创作声明:本文为虚构创作,请勿与现实关联

"官大一级压死人"这句老话在基层依然有着强大的生命力。许多人都认为,在权力的阴影下,普通人的权益往往得不到保障。特别是当执法者变成了欺压者,寻常百姓更是难以申冤。但有时候,命运会安排出人意料的相遇,彻底改变这种不公。今天要讲的故事,就是这样一个出人意料的转折。

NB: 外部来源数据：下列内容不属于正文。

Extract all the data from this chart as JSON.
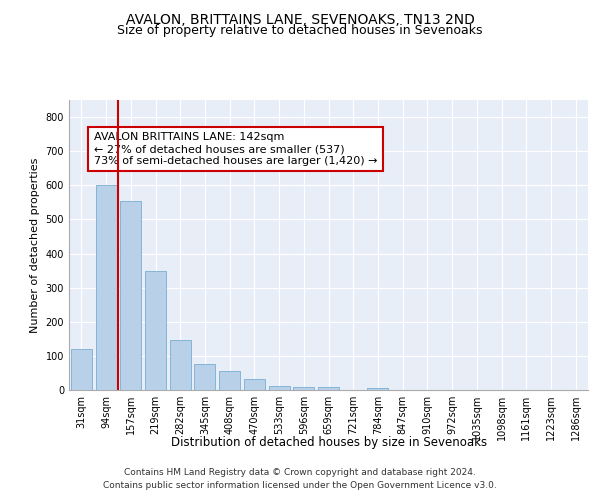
{
  "title1": "AVALON, BRITTAINS LANE, SEVENOAKS, TN13 2ND",
  "title2": "Size of property relative to detached houses in Sevenoaks",
  "xlabel": "Distribution of detached houses by size in Sevenoaks",
  "ylabel": "Number of detached properties",
  "categories": [
    "31sqm",
    "94sqm",
    "157sqm",
    "219sqm",
    "282sqm",
    "345sqm",
    "408sqm",
    "470sqm",
    "533sqm",
    "596sqm",
    "659sqm",
    "721sqm",
    "784sqm",
    "847sqm",
    "910sqm",
    "972sqm",
    "1035sqm",
    "1098sqm",
    "1161sqm",
    "1223sqm",
    "1286sqm"
  ],
  "values": [
    120,
    600,
    555,
    348,
    148,
    75,
    55,
    33,
    12,
    10,
    10,
    0,
    7,
    0,
    0,
    0,
    0,
    0,
    0,
    0,
    0
  ],
  "bar_color": "#b8d0e8",
  "bar_edge_color": "#7aadd4",
  "vline_x_index": 2,
  "vline_color": "#cc0000",
  "annotation_line1": "AVALON BRITTAINS LANE: 142sqm",
  "annotation_line2": "← 27% of detached houses are smaller (537)",
  "annotation_line3": "73% of semi-detached houses are larger (1,420) →",
  "annotation_box_color": "#cc0000",
  "ylim": [
    0,
    850
  ],
  "yticks": [
    0,
    100,
    200,
    300,
    400,
    500,
    600,
    700,
    800
  ],
  "background_color": "#e8eef8",
  "footer_line1": "Contains HM Land Registry data © Crown copyright and database right 2024.",
  "footer_line2": "Contains public sector information licensed under the Open Government Licence v3.0.",
  "title1_fontsize": 10,
  "title2_fontsize": 9,
  "xlabel_fontsize": 8.5,
  "ylabel_fontsize": 8,
  "tick_fontsize": 7,
  "annotation_fontsize": 8,
  "footer_fontsize": 6.5
}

夜色已深,我坐在不起眼的黑色轿车后排,观察着窗外城乡结合部的景象。作为新上任的市委书记,我已经连续三晚在不同区域进行暗访,今晚是最后一站——河东区。

"老赵,前面路口停一下。"我对开车的秘书说。

车子刚停稳,远处的派出所门口突然传来一阵喧闹。借着昏暗的路灯,我看到几个穿制服的人正拖着一个满身泥土的民工模样的人进门。那人挣扎着,但很快被制服了。

"怎么回事?"我皱起眉头,示意老赵靠近些。

刚把车停好,派出所的大门"砰"地关上了。我们下车走近,隔着玻璃门,可以看到里面的情形——一个身材魁梧的中年男子正对着那个民工拳打脚踢。

"住手!"我推门而入,声音不自觉提高了八度。

所有人都愣住了,转头看向门口。那个正在施暴的男子也停下了动作,脸上的凶狠瞬间变成了惊讶,接着是慌乱。

"你是谁?"他下意识地问,但很快认出了我,脸色瞬间变得惨白,"郑...郑书记?"

这是河东区派出所所长李刚,上周工作会议上刚见过。我没有理会他,而是走向那个蜷缩在地上的民工。当我蹲下身,看清他的脸时,心脏仿佛被重击了一下。

这张布满尘土和血迹的脸,我认识。

"周...周光?"我的声音因震惊而颤抖。

地上的男子努力睁开肿胀的眼睛,艰难地聚焦在我脸上,然后瞳孔猛地扩大。

"老...老郑?"

二十年了。二十年前的战友,曾经救过我一命的人,竟以这种方式重逢。

"把他送医院!立刻!"我怒吼道,声音在安静的派出所里回荡。

李刚脸色发白,嘴唇颤抖着:"郑书记,这...这是个误会,他...他袭警..."

"袭警?"我冷笑一声,指着周光浑身的伤痕,"这就是你们对待'袭警'的人的方式?"

我掏出手机,拨通了市公安局长的电话:"老王,派人到河东派出所,把李刚停职调查。对,就是现在。"

挂断电话,派出所内鸦雀无声。李刚像霜打的茄子一样萎靡下来,其他警员也低着头,不敢直视我的眼睛。

救护车很快到了,我亲自陪着周光上了车。在颠簸的车厢里,我握着他粗糙的手,心中翻涌着无数情绪。

"老郑,真没想到...能在这种情况下...见到你。"周光虚弱地笑了笑,眼中却闪烁着泪光。

"别说话,保存体力。"我轻声安慰他,同时内心自责不已。如果不是今晚恰好暗访,如果不是碰巧经过派出所,周光会怎样?

医院的走廊灯光惨白,我坐在手术室外,回想着刚才在救护车上周光断断续续告诉我的情况。他和几个工友在工地附近吃完饭,被两个小偷盯上。他们追赶小偷时,恰好被巡逻的李刚看见。李刚不分青红皂白,认定他们是闹事的农民工,强行把周光带回派出所"教训"。

"郑书记,检查报告出来了。"医生走过来,递给我一份文件,"病人有三根肋骨骨裂,轻微脑震荡,多处软组织挫伤,但所幸没有生命危险。"

我长舒一口气,但随即又攥紧了拳头。李刚,你这是在玩火。

刚坐下没多久,市公安局长王守信急匆匆赶来,一脸紧张:"郑书记,情况我已经了解了。李刚已经被停职,调查组明天一早就进驻河东派出所。"

"还不够。"我盯着手术室的门,声音低沉,"我要彻查整个河东区,看看还有多少这样的'李刚'。"

王守信额头冒汗:"郑书记,会不会...影响太大?"

我转头看他,眼神如刀:"影响大?难道要等到有人死在派出所,上了全国新闻,才算影响大吗?"